Aux yeux de la Grèce charmée,
Zeuxis, de son brillant pinceau,
Venait de faire éclore un chef-d'œuvre nouveau.
-Rien n'égale ta renommée,
Lui dit-on ; désormais il faut peindre Vénus ;
Mais peins sa grâce enchanteresse,
Son aimable sourire, et ses traits ingénus ;
Rends enfin le tableau digne de la déesse.
-J'y consens, dit-il : je suis prêt ;
Mais vous, amenez-moi vos filles les plus belles ;
Que des traits de chacune d'elles
Je saisisse le plus parfait :
Puis-je mieux de Vénus composer le portrait ? -
On lui présente cinq modèles :
La voluptueuse Zélis,
Aglaure, à la taille légère,
Et la vive Thémire, et la tendre Glicère,
Enfin la modeste Anaïs.
Le peintre, à leur aspect, est transporté d'ivresse :
Il voit dans ces beautés l'élite de la Grèce.
- Oui, j'en jure par les les appas
Dont vous éblouissez ma vue ;
Oui, dit-il, à Vénus vous ne le cédez pas.
Mais quoi ! dans mon tableau Vénus doit être nue ;
Comment l'offrir aux yeux digne d'elle et de vous,
Si vous ne quittez pas ces vêtements jaloux ?
-Les quitter ! non, jamais. -C'est toute leur réponse.
J'en excepte pourtant Zélis.
Son cœur dément tout bas ce que leur bouche annonce.
Être peinte en Vénus, et peinte par Zeuxis,
Quel triomphe ! on dira : Zélis n'a point d'égale ;
Elle a servi de modèle aux beaux-arts ;
Vénus en elle a trouvé sa rivale.
Au même instant à ses pieds sont épars
Et voile, et bracelets, et tunique, et ceinture.
Zélis enfin n'offre plus aux regards
Que les trésors de la simple nature.
Bientôt l'exemple est imité
Par Thémire, Aglaure, et Glicère,
Une secrète vanité
Leur dit : Comme Zélis vous avez droit de plaire.
Laquelle en effet préférer ?
Zeuxis est en extase ; il a beau comparer
Mille appas que son œil dévore,
Incertain sur le choix, il ne sait qu'admirer ;
Et ce qu'il admire, il l'adore.
Cependant Anaïs restait les yeux baissés.

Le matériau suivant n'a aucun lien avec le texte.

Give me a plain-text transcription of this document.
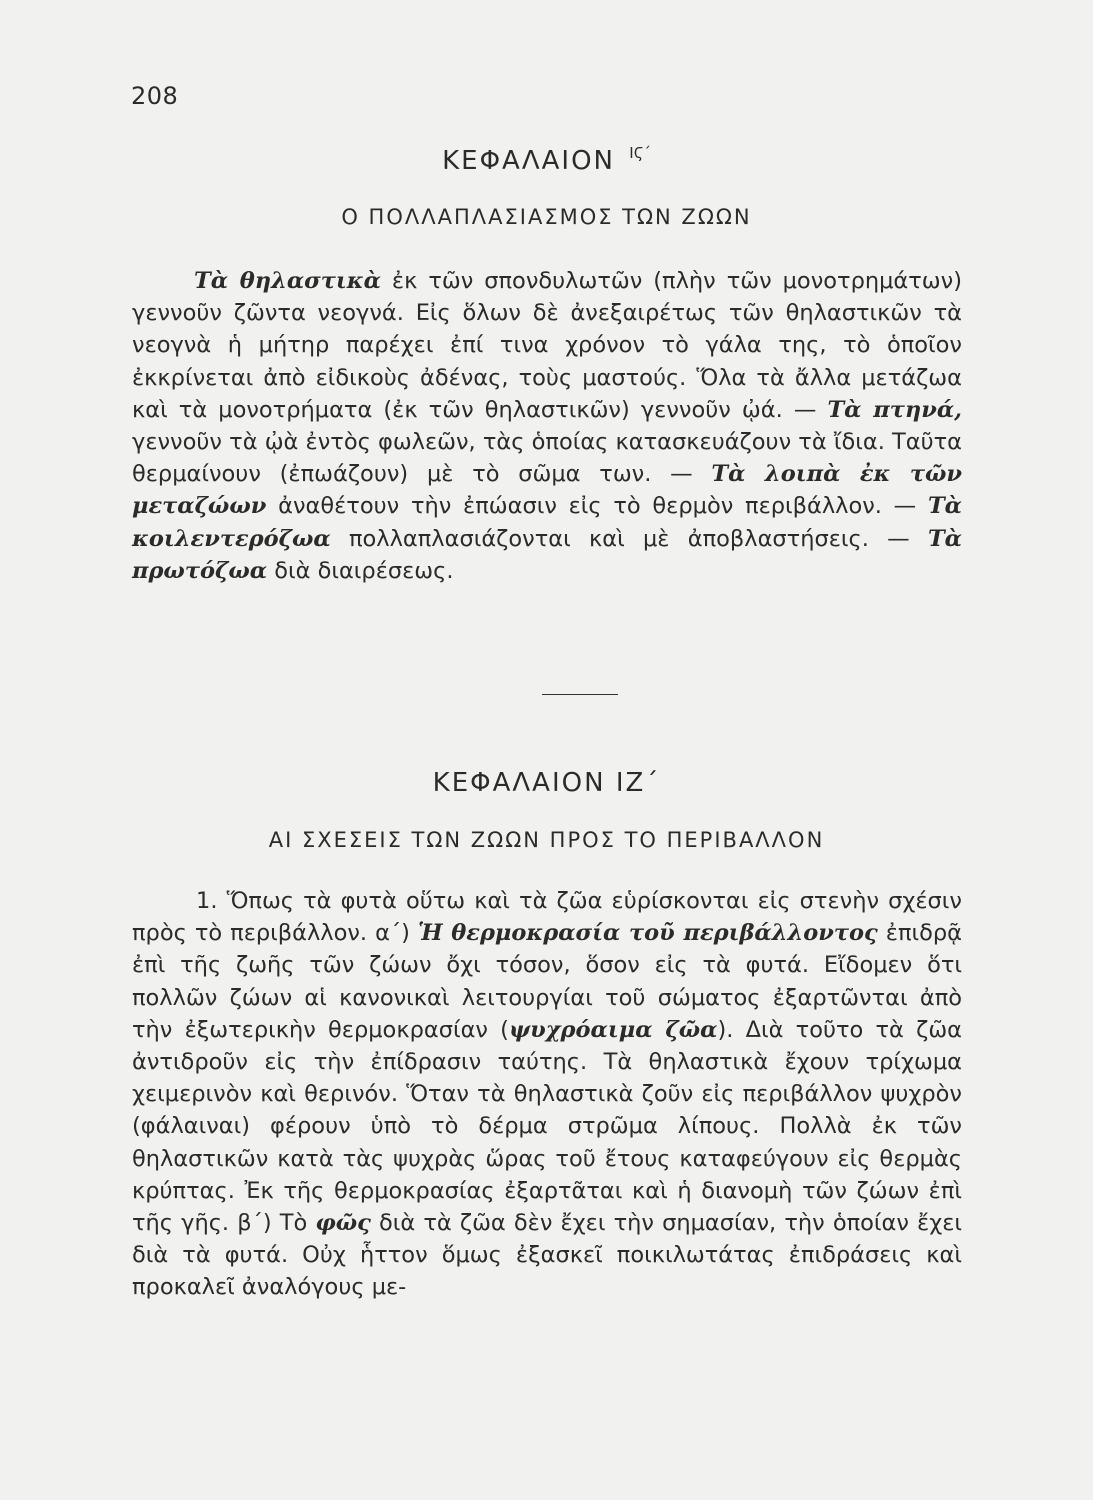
208
ΚΕΦΑΛΑΙΟΝ $^{IϚ΄}$
Ο ΠΟΛΛΑΠΛΑΣΙΑΣΜΟΣ ΤΩΝ ΖΩΩΝ

Τὰ θηλαστικὰ ἐκ τῶν σπονδυλωτῶν (πλὴν τῶν μονοτρημάτων) γεννοῦν ζῶντα νεογνά. Εἰς ὅλων δὲ ἀνεξαιρέτως τῶν θηλαστικῶν τὰ νεογνὰ ἡ μήτηρ παρέχει ἐπί τινα χρόνον τὸ γάλα της, τὸ ὁποῖον ἐκκρίνεται ἀπὸ εἰδικοὺς ἀδένας, τοὺς μαστούς. Ὅλα τὰ ἄλλα μετάζωα καὶ τὰ μονοτρήματα (ἐκ τῶν θηλαστικῶν) γεννοῦν ᾠά. — Τὰ πτηνά, γεννοῦν τὰ ᾠὰ ἐντὸς φωλεῶν, τὰς ὁποίας κατασκευάζουν τὰ ἴδια. Ταῦτα θερμαίνουν (ἐπωάζουν) μὲ τὸ σῶμα των. — Τὰ λοιπὰ ἐκ τῶν μεταζώων ἀναθέτουν τὴν ἐπώασιν εἰς τὸ θερμὸν περιβάλλον. — Τὰ κοιλεντερόζωα πολλαπλασιάζονται καὶ μὲ ἀποβλαστήσεις. — Τὰ πρωτόζωα διὰ διαιρέσεως.

ΚΕΦΑΛΑΙΟΝ ΙΖ΄
ΑΙ ΣΧΕΣΕΙΣ ΤΩΝ ΖΩΩΝ ΠΡΟΣ ΤΟ ΠΕΡΙΒΑΛΛΟΝ

1. Ὅπως τὰ φυτὰ οὕτω καὶ τὰ ζῶα εὑρίσκονται εἰς στενὴν σχέσιν πρὸς τὸ περιβάλλον. α΄) Ἡ θερμοκρασία τοῦ περιβάλλοντος ἐπιδρᾷ ἐπὶ τῆς ζωῆς τῶν ζώων ὄχι τόσον, ὅσον εἰς τὰ φυτά. Εἴδομεν ὅτι πολλῶν ζώων αἱ κανονικαὶ λειτουργίαι τοῦ σώματος ἐξαρτῶνται ἀπὸ τὴν ἐξωτερικὴν θερμοκρασίαν (ψυχρόαιμα ζῶα). Διὰ τοῦτο τὰ ζῶα ἀντιδροῦν εἰς τὴν ἐπίδρασιν ταύτης. Τὰ θηλαστικὰ ἔχουν τρίχωμα χειμερινὸν καὶ θερινόν. Ὅταν τὰ θηλαστικὰ ζοῦν εἰς περιβάλλον ψυχρὸν (φάλαιναι) φέρουν ὑπὸ τὸ δέρμα στρῶμα λίπους. Πολλὰ ἐκ τῶν θηλαστικῶν κατὰ τὰς ψυχρὰς ὥρας τοῦ ἔτους καταφεύγουν εἰς θερμὰς κρύπτας. Ἐκ τῆς θερμοκρασίας ἐξαρτᾶται καὶ ἡ διανομὴ τῶν ζώων ἐπὶ τῆς γῆς. β΄) Τὸ φῶς διὰ τὰ ζῶα δὲν ἔχει τὴν σημασίαν, τὴν ὁποίαν ἔχει διὰ τὰ φυτά. Οὐχ ἧττον ὅμως ἐξασκεῖ ποικιλωτάτας ἐπιδράσεις καὶ προκαλεῖ ἀναλόγους με-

-Plairiez-vous moins que Zélis ou qu'Aglaure ?
Lui dit-il tendrement ; oh ! non. Vous rougissez ?
Imitez-les plutôt. Moi, que je les imite !
Ah ! dût-on m'adjuger la pomme de Pâris,
Je la refuserais, offerte au même prix.
A ces mots elle prend la fuite.
Mais la toile va s'animer.
Chaque modèle est à sa place.
L'artiste vient de s'enflammer,
Et déjà même, au dessin qu'il en trace,
De Cythérée on devine la grâce.
Son pinceau délicat ose enfin l'exprimer :
O prodige ! Vénus respire ;
Elle sourit, et semble dire :
« Venez, heureux mortels ; j'enseigne l'art d'aimer. »
Zeuxis avait à peine achevé son ouvrage ;
On l'expose soudain aux yeux des amateurs.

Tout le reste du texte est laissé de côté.